KARIMUN, Potretnusantara.id – Sejalan dengan hari Kontrasepsi Dunia, Ketua Perlindungan Perempuan dan Anak (KPP) Ibu Ros bekerjasama dengan pihak Tentara Negara Indonesia (TNI) wilayah Kabupaten Karimun dengan mengadakan program TNI Manunggal KB Kesehatan di Puskesmas Balai, Kamis (17/9).
“Sebenarnya hari kontrasepsi sedunia ini, per tanggal 26 September. Tapi karena ada kesempatan hari ini, Kita jalankan,” Ucap Ros saat diwawancara di Puskesmas Balai, Kamis(17/9).

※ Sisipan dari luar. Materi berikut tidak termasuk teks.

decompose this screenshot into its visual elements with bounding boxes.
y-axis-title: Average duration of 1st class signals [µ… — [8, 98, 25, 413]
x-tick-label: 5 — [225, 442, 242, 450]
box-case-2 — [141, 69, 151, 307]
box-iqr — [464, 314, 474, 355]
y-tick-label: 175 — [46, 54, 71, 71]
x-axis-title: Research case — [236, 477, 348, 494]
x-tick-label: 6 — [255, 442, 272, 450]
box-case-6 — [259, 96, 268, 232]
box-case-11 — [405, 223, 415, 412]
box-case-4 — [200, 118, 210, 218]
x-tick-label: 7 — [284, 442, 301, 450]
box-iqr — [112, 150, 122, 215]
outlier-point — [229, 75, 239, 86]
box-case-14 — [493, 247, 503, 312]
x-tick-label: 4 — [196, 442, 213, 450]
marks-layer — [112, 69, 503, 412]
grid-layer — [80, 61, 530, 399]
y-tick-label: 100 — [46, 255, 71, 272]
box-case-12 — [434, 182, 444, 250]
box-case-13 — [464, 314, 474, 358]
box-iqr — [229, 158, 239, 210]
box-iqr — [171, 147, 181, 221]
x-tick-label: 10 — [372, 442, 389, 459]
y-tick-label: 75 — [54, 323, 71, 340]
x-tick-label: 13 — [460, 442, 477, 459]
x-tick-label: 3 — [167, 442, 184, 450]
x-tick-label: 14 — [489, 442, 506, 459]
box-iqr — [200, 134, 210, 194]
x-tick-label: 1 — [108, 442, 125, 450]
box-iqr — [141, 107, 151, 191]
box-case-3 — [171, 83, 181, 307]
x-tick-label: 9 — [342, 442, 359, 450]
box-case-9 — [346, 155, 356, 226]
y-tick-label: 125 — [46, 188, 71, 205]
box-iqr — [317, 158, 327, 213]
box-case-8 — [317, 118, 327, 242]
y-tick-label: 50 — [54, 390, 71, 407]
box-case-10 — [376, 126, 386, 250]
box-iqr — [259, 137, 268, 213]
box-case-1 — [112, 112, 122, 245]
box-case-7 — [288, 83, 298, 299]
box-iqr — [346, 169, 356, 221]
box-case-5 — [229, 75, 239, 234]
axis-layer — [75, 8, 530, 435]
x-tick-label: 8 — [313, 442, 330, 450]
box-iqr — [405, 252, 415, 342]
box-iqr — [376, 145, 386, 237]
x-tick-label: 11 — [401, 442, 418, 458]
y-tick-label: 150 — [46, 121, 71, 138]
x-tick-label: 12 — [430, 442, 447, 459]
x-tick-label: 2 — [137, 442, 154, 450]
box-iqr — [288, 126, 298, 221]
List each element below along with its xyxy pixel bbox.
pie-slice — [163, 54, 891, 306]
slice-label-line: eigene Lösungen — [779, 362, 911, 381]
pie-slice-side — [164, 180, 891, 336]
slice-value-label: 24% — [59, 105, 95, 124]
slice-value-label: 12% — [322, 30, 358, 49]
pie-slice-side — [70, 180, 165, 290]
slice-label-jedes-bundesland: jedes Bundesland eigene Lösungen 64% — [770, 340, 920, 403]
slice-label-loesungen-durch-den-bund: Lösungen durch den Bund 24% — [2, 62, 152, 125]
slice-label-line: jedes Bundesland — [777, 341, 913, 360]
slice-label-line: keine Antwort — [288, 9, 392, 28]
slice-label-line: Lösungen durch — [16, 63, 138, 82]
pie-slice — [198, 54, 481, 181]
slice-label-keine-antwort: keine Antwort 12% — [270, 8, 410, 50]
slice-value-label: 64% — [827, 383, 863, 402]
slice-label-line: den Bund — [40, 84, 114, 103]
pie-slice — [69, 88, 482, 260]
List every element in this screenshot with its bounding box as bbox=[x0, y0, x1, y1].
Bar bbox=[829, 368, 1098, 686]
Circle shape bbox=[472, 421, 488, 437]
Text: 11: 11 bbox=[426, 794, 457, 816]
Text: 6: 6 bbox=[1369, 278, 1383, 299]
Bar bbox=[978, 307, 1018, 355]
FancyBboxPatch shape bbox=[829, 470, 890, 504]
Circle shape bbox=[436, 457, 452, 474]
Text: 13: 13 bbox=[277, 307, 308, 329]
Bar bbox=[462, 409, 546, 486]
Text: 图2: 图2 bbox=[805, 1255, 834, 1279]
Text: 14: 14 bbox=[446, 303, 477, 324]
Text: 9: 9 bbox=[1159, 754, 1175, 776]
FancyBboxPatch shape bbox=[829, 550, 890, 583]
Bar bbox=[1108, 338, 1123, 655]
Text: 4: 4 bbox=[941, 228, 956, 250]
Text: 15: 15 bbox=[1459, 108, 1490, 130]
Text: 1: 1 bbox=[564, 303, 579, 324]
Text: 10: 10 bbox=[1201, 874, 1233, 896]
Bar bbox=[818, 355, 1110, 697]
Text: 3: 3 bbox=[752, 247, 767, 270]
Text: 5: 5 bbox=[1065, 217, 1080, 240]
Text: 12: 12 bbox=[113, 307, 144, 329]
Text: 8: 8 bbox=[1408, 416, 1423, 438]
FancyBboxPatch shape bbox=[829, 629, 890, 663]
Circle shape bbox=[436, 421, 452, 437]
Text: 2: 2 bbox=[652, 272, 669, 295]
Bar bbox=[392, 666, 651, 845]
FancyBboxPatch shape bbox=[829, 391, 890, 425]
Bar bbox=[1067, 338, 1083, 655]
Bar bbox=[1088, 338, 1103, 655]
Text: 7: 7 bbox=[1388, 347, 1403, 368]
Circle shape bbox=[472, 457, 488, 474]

Ros juga mengatakan, Dalam program ini juga dilakukan donor darah sebanyak 50 orang. Pelayanan Keluarga Berencana (KB) gratis 25 orang, pelayanan IVA (Tes Kanker Serviks sejak dini) juga sebanyak 25 orang, serta sunat massal berjumlah 50 orang.
“Untuk Hari Kontrasepsi Dunia di adakan di 3 Kecamatan, yakni Kecamatan Karimun, Kecamatan Kundur Barat, dan Kecamatan Meral. Semuanya gratis,” Lanjutnya
Aunur Rafiq selaku Bupati Karimun juga turut hadir dalam acara program ini. Setelah program ini dijalankan tiga kecamatan, Rafiq mengucapkan terima kasih kepada pihak kecamatan, kepala puskesmas, kepala pengendalian penduduk dan seluruh kepala dinas yang turut ikut dalam program ini bersama Tentara Negara Indonesia (TNI).
“Kita berharap bahwa pengendalian penduduk di Kabupaten Karimun dapat kita lakukan dengan baik, dengan mencari Akseptor Keluarga Berencana (KB) sebanyak 100 orang. Semoga dapat tercapai,” Harap Rafiq
Mengenai kasus COVID – 19, Rafiq juga memberitahu terjadi peningkatan yang cukup banyak. Pada Rabu (14/9) menjadi kasus pertama pasien remaja berusia 17 tahun meninggal akibat COVID 19 disertai penyakit bawaannya.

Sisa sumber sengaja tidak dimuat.